The drawback of buckwheat is that it because it's so fragile and leafy, it doesn't leave as much organic matter on the top that you might hope for using a no-till/throw-and-mow(roll)/soil building strategy. I tried it for my first no-till (against advice), but it was on bare ground that had been recently bulldozed. It came up great - and the bees! I'll never forget the sound of the whole field buzzing with so many getting after the flowers! But once I planted into it and knocked it down, 2 weeks later there wasn't much protecting the seeds like you would get if it were wheat or rye. If you've ever seen a new lawn planted, where they cover the seed with hay and/or moss - that's sort of what you're trying to do with this type of no-till strategy. The overall goals to (1) always have something growing and (2) increase your organic matter by rolling/crimping/etc. that crop on top of the next. It basically turns the top of the ground into a compost of dead material that then bring in bugs and worms and creates a good bed for the next seed to grow in.

I'm no expert. I try like hell but I keep learning. This year I'm going into rye with clover and chicory just to have something that requires a little less time. The only reason it will be a success (finger crossed) is because I've done about 7-8 years of T&M. So I've now got some organic matter on top of the clay for things to grow in.

Good luck! Have fun!

From: Bow Man
I would not spray buckwheat as it will die with frost. What will you crush the buckwheat with? What implements do you have?

From: Stressless

Stressless's Link
WI Teacher

I tried the UNT and EZ Plot by Jeff last year. A few IF"S

IF the deer don't eat it too the dirt you Might be okay - they did in OH. I wrote up the results in an OH forum, this one is just hard to add content too so if you want to I documented my results, split between Brassics and Greens and went the hold 9 yards to try and make it happen. Just not enough Ag around me to release the browse pressure.

This post is where I started the capture of the buckwheat side.
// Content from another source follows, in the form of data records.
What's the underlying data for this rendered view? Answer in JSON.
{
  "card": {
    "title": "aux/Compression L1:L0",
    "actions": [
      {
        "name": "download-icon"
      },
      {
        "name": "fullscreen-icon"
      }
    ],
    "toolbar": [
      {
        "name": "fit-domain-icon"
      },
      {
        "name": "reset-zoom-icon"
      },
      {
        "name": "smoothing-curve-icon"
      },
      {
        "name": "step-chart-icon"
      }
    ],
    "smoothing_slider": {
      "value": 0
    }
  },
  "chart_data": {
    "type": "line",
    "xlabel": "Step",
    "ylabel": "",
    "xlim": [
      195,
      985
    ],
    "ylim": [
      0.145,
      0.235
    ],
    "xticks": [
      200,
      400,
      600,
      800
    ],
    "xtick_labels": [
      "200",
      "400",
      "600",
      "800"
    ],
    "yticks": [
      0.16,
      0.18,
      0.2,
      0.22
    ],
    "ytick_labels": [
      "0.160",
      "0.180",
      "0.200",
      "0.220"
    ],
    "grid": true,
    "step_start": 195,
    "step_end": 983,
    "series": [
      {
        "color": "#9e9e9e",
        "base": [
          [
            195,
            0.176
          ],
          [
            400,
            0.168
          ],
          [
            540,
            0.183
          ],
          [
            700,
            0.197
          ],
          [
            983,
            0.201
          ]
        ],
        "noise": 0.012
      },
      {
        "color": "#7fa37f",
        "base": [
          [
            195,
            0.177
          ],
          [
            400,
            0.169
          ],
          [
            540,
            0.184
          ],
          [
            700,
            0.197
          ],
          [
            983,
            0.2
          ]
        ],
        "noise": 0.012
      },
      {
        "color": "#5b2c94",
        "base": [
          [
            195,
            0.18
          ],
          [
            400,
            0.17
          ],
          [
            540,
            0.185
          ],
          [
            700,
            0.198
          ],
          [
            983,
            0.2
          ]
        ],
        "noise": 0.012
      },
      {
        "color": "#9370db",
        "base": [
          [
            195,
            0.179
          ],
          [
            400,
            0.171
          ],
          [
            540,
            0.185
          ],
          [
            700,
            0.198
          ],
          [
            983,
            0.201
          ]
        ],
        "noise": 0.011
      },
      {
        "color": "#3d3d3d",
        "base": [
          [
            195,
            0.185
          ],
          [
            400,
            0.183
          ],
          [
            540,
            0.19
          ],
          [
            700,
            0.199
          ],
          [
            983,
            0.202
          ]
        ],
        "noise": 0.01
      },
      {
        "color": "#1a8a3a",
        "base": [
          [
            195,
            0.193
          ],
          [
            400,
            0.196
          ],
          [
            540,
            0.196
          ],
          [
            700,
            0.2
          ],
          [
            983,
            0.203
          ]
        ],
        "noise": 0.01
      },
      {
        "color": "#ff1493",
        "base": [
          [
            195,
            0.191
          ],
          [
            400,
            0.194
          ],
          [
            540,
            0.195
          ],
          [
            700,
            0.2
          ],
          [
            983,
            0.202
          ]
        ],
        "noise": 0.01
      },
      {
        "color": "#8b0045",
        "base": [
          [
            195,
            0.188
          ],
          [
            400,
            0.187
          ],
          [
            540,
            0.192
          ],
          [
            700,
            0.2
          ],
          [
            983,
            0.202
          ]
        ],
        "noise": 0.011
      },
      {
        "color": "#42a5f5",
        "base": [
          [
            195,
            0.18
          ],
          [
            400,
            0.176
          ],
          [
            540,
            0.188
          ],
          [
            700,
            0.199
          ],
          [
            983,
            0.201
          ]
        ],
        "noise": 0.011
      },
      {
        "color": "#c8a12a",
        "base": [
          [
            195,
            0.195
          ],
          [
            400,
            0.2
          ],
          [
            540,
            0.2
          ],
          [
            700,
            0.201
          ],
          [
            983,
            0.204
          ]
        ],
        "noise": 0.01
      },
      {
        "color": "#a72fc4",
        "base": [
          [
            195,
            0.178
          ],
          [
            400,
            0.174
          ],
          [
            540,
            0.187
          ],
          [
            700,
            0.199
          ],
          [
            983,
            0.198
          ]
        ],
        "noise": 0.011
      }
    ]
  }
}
SO I'm moving the plots I tried that in back to mixed legumes and overseeding with rye. It's by far the best bang for the $/Buck

35acre is on the money with the mixed legumes and overseeding rye.

OBTW they ate my brasssicas side down to the dirt as well. Furry bastards!



From: Stressless
On mixed Legumes with overseeded Rye...

This is the activity on one of my late winter plots, Legumes with overseeded rye. strong draw, they'll work to get that green.


What's really great is that t here is food in the plots/ keeps some food for them until spring green up. you can see the 2" of rye that's been browsed chin high prior to the woods green-up. 20180430-174236-jpg

My #1 trick is to blow the leaves off ~ March and frost seed every other year or so. That gives the turkeys something to come into as well.

That entire thread is here: Stressless #1 Tip for Frost Seeding/Spring food plot prep for Turkey hunting


Great info!!! I have an atv, sprayer, hand seeder and cultipacker to use on my plot. I believe that no matter what I plant, the deer are going to hammer it. My winter rye last year was kept down to 2-3" while my cage had 8-9" growth.

From: Arrownoob
Have you considered using the same amount of brassica over the whole plot and also spreading rye over the whole plot? Brassica does better spread out and this year I mixed rye and turnips and it was successful. I planted rye in two week intervals for 4 plantings.